Les hérissons, par exemple, voient leur hibernation perturbée par des hivers plus doux, ce qui augmente leurs besoins énergétiques alors que les ressources alimentaires restent limitées. Les coccinelles, essentielles au contrôle naturel des pucerons, pourraient elles aussi être fragilisées par des températures trop élevées qui perturbent leur cycle de vie.

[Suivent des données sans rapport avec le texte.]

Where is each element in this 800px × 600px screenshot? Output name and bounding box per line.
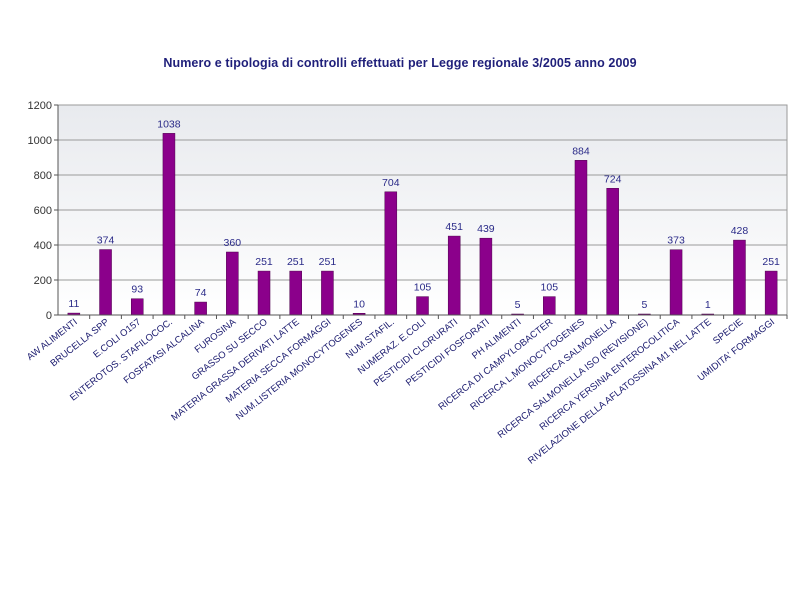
- data-label: 884: [572, 145, 590, 157]
- bar: [416, 296, 429, 316]
- y-tick-label: 600: [34, 205, 52, 217]
- data-label: 251: [319, 256, 337, 268]
- y-tick-label: 200: [34, 275, 52, 287]
- bar: [162, 133, 176, 316]
- grid-layer: [58, 104, 787, 281]
- y-tick-label: 1200: [28, 100, 52, 112]
- bar: [447, 235, 461, 316]
- data-label: 439: [477, 223, 495, 235]
- bar: [764, 270, 778, 316]
- y-tick-label: 1000: [28, 135, 52, 147]
- data-label: 5: [515, 299, 521, 311]
- y-tick-label: 400: [34, 240, 52, 252]
- data-label: 428: [731, 225, 749, 237]
- bar: [257, 270, 271, 316]
- data-label: 251: [255, 256, 273, 268]
- bar: [574, 160, 588, 316]
- data-label: 105: [414, 282, 432, 294]
- data-label: 105: [541, 282, 559, 294]
- bar: [733, 239, 746, 316]
- y-tick-label: 0: [46, 310, 52, 322]
- data-label: 360: [224, 237, 242, 249]
- bar: [543, 296, 556, 316]
- bar: [669, 249, 683, 316]
- bar: [99, 249, 112, 316]
- bar: [130, 298, 144, 316]
- y-tick-label: 800: [34, 170, 52, 182]
- data-label: 251: [287, 256, 305, 268]
- data-label: 374: [97, 235, 115, 247]
- data-label: 5: [641, 299, 647, 311]
- bars-layer: 11 374 93 1038 74 360 251 251 251 10 704 105 451 439 5…: [67, 118, 780, 316]
- bar: [479, 237, 493, 316]
- y-axis: 0 200 400 600 800 1000 1200: [28, 100, 58, 322]
- bar: [321, 270, 334, 316]
- data-label: 93: [131, 284, 143, 296]
- data-label: 11: [68, 298, 79, 310]
- data-label: 724: [604, 173, 622, 185]
- data-label: 10: [353, 298, 365, 310]
- data-label: 251: [762, 256, 780, 268]
- data-label: 451: [445, 221, 463, 233]
- data-label: 1: [705, 299, 711, 311]
- bar: [384, 191, 398, 316]
- bar: [289, 270, 302, 316]
- data-label: 74: [195, 287, 207, 299]
- bar: [226, 251, 239, 316]
- data-label: 373: [667, 235, 685, 247]
- chart-title: Numero e tipologia di controlli effettua…: [163, 56, 637, 70]
- data-label: 1038: [157, 118, 181, 130]
- bar: [194, 301, 207, 316]
- bar: [606, 188, 619, 316]
- data-label: 704: [382, 177, 400, 189]
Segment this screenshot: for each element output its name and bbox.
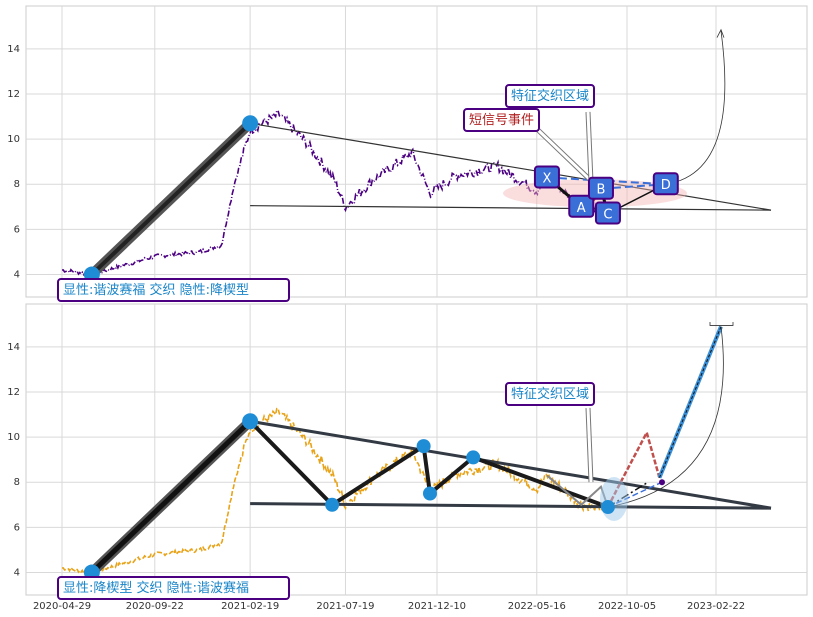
pattern-annotation: 显性:降楔型 交织 隐性:谐波赛福 (57, 576, 290, 600)
harmonic-point-label: C (603, 208, 612, 223)
x-tick-label: 2020-09-22 (126, 601, 184, 612)
projection-arc (607, 326, 724, 508)
harmonic-point-D: D (652, 172, 679, 196)
wedge-pivot-marker (466, 450, 481, 465)
price-series-line (61, 407, 609, 576)
wedge-upper-line (250, 122, 772, 211)
wedge-pivot-marker (416, 439, 431, 454)
harmonic-point-X: X (533, 165, 560, 189)
price-series-line (61, 109, 609, 278)
feature-region-annotation: 特征交织区域 (505, 84, 595, 108)
harmonic-point-label: X (542, 171, 551, 186)
feature-region-annotation-text: 特征交织区域 (511, 88, 589, 104)
callout-arrow-region-inner (586, 407, 593, 483)
y-tick-label: 8 (14, 179, 20, 190)
x-tick-label: 2021-07-19 (316, 601, 374, 612)
feature-region-ellipse (599, 477, 628, 522)
y-tick-label: 4 (14, 567, 20, 578)
impulse-leg-core (90, 121, 252, 276)
wedge-pivot-marker (242, 413, 259, 430)
short-signal-annotation-text: 短信号事件 (469, 113, 534, 128)
wedge-upper-line (249, 419, 772, 510)
x-tick-label: 2023-02-22 (687, 601, 745, 612)
harmonic-point-box (652, 172, 679, 196)
wedge-pivot-marker (325, 497, 340, 512)
harmonic-point-box (587, 176, 614, 200)
x-tick-label: 2022-05-16 (508, 601, 566, 612)
y-tick-label: 14 (7, 44, 20, 55)
harmonic-xd-dashed (546, 176, 666, 186)
pattern-annotation-box (57, 576, 290, 600)
wedge-zigzag (248, 419, 609, 509)
y-tick-label: 14 (7, 342, 20, 353)
harmonic-point-box (568, 194, 595, 218)
x-tick-label: 2020-04-29 (33, 601, 91, 612)
pivot-peak-marker (242, 115, 259, 132)
y-tick-label: 6 (14, 522, 20, 533)
harmonic-point-C: C (594, 201, 621, 225)
short-signal-annotation: 短信号事件 (463, 108, 540, 132)
wedge-lower-line (250, 205, 772, 211)
harmonic-point-label: A (577, 201, 586, 216)
harmonic-point-A: A (568, 194, 595, 218)
projection-arc (665, 30, 726, 185)
end-dot (659, 479, 665, 486)
harmonic-point-label: D (661, 178, 671, 193)
pattern-annotation-box (57, 278, 290, 302)
x-tick-label: 2021-02-19 (221, 601, 279, 612)
callout-arrow-region-inner (586, 111, 593, 183)
harmonic-point-box (594, 201, 621, 225)
wedge-pivot-marker (600, 500, 615, 515)
feature-region-annotation-box (505, 382, 595, 406)
pattern-annotation-text: 显性:谐波赛福 交织 隐性:降楔型 (63, 282, 249, 298)
y-tick-label: 4 (14, 269, 20, 280)
harmonic-point-box (533, 165, 560, 189)
target-bracket (709, 322, 734, 326)
y-tick-label: 8 (14, 477, 20, 488)
feature-region-annotation: 特征交织区域 (505, 382, 595, 406)
y-tick-label: 10 (7, 432, 20, 443)
target-leg-center (658, 326, 722, 478)
chart-panel-1: 4 6 8 10 12 14 (7, 5, 808, 298)
y-tick-label: 12 (7, 387, 20, 398)
pattern-annotation: 显性:谐波赛福 交织 隐性:降楔型 (57, 278, 290, 302)
impulse-leg-core (90, 419, 252, 575)
y-tick-label: 12 (7, 89, 20, 100)
callout-arrow-signal-inner (536, 128, 592, 181)
projection-zigzag (606, 429, 661, 508)
x-tick-label: 2021-12-10 (408, 601, 466, 612)
projection-arrowhead (716, 28, 725, 38)
pattern-annotation-text: 显性:降楔型 交织 隐性:谐波赛福 (63, 580, 249, 596)
short-signal-annotation-box (463, 108, 540, 132)
y-tick-label: 6 (14, 224, 20, 235)
chart-panel-2: 4 6 8 10 12 14 (7, 303, 808, 596)
harmonic-point-B: B (587, 176, 614, 200)
harmonic-point-label: B (597, 183, 606, 198)
feature-region-annotation-text: 特征交织区域 (511, 386, 589, 402)
feature-region-annotation-box (505, 84, 595, 108)
y-tick-label: 10 (7, 134, 20, 145)
x-tick-label: 2022-10-05 (598, 601, 656, 612)
wedge-pivot-marker (422, 486, 437, 501)
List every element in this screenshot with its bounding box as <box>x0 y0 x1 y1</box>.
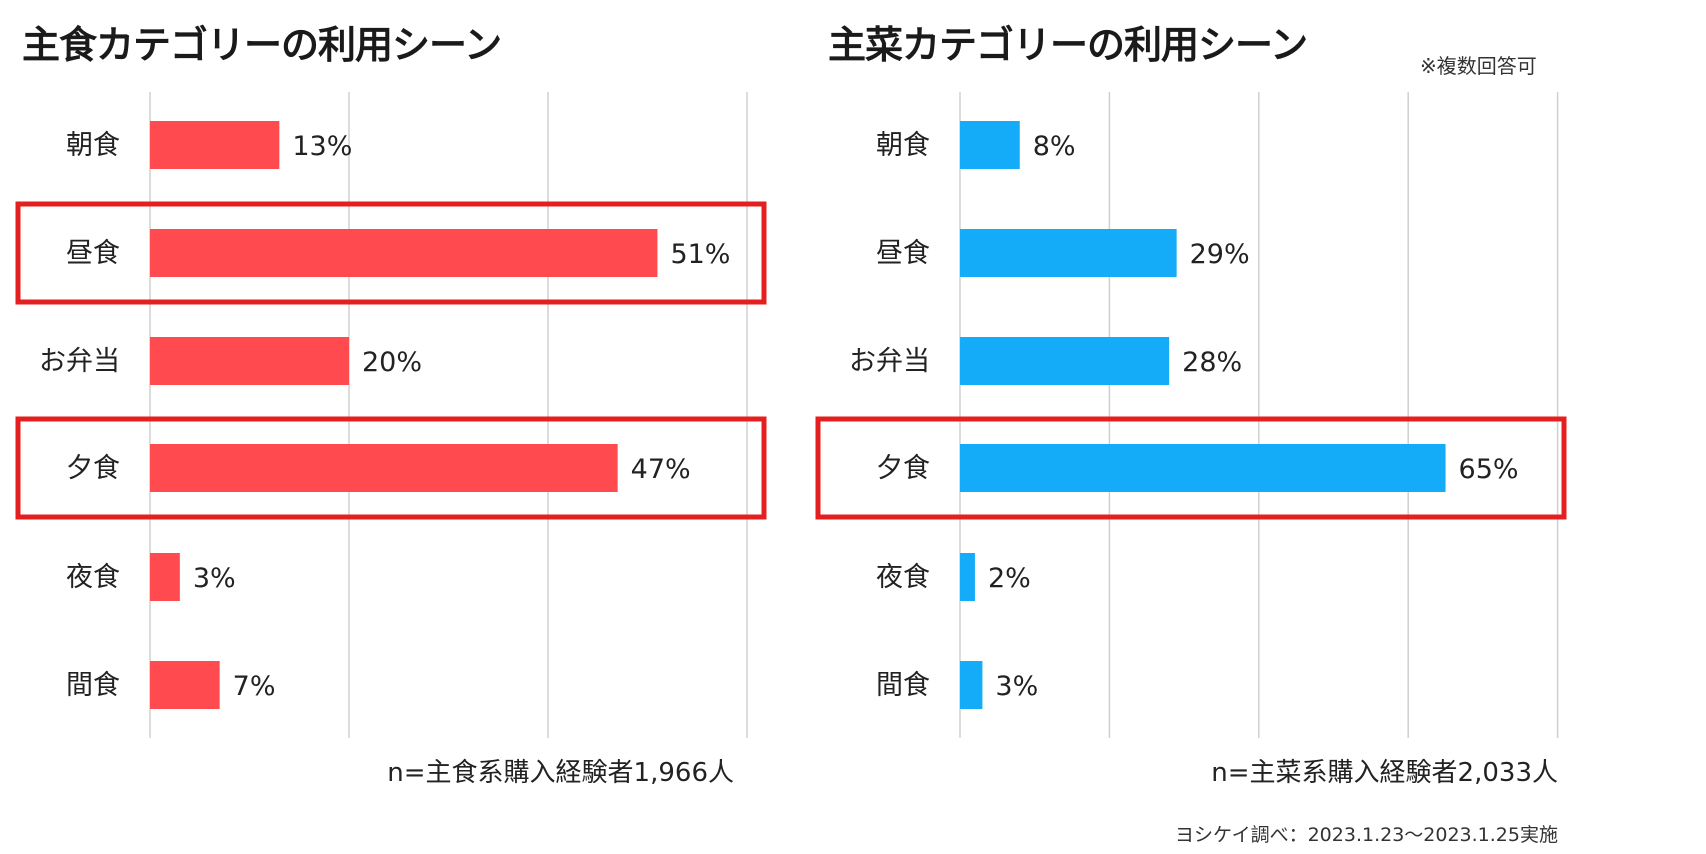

Même dans l'Arctique, des oiseaux marins comme le guillemot à miroir avancent leur période de reproduction pour suivre la fonte précoce de la banquise. Toutefois, les recherches montrent que cette adaptation repose davantage sur une réponse comportementale que sur une véritable évolution génétique, ce qui limite leur capacité à faire face à des changements toujours plus rapides.

Les leçons des grandes extinctions

Les chercheurs rappellent que ce mécanisme n'est pas inédit dans l'histoire de la Terre. Lors de l'extinction du Permien, il y a environ 252 millions d'années, plus de 80 % des espèces marines auraient disparu, notamment parce que l'acidification des océans progressait plus vite que leur capacité à développer des mécanismes de protection.

Aujourd'hui, le rythme d'augmentation du dioxyde de carbone dans les océans atteint, une fois rapporté aux échelles géologiques, des niveaux comparables à ceux observés avant certaines grandes crises biologiques.

Les scientifiques ne prédisent pas une extinction massive imminente. En revanche, ils estiment que le monde vivant s'approche progressivement d'un seuil où les capacités naturelles d'adaptation risquent de ne plus suffire. Si les espèces ont toujours évolué face aux changements de leur environnement, la rapidité du réchauffement actuel pourrait dépasser les limites de cette faculté d'adaptation.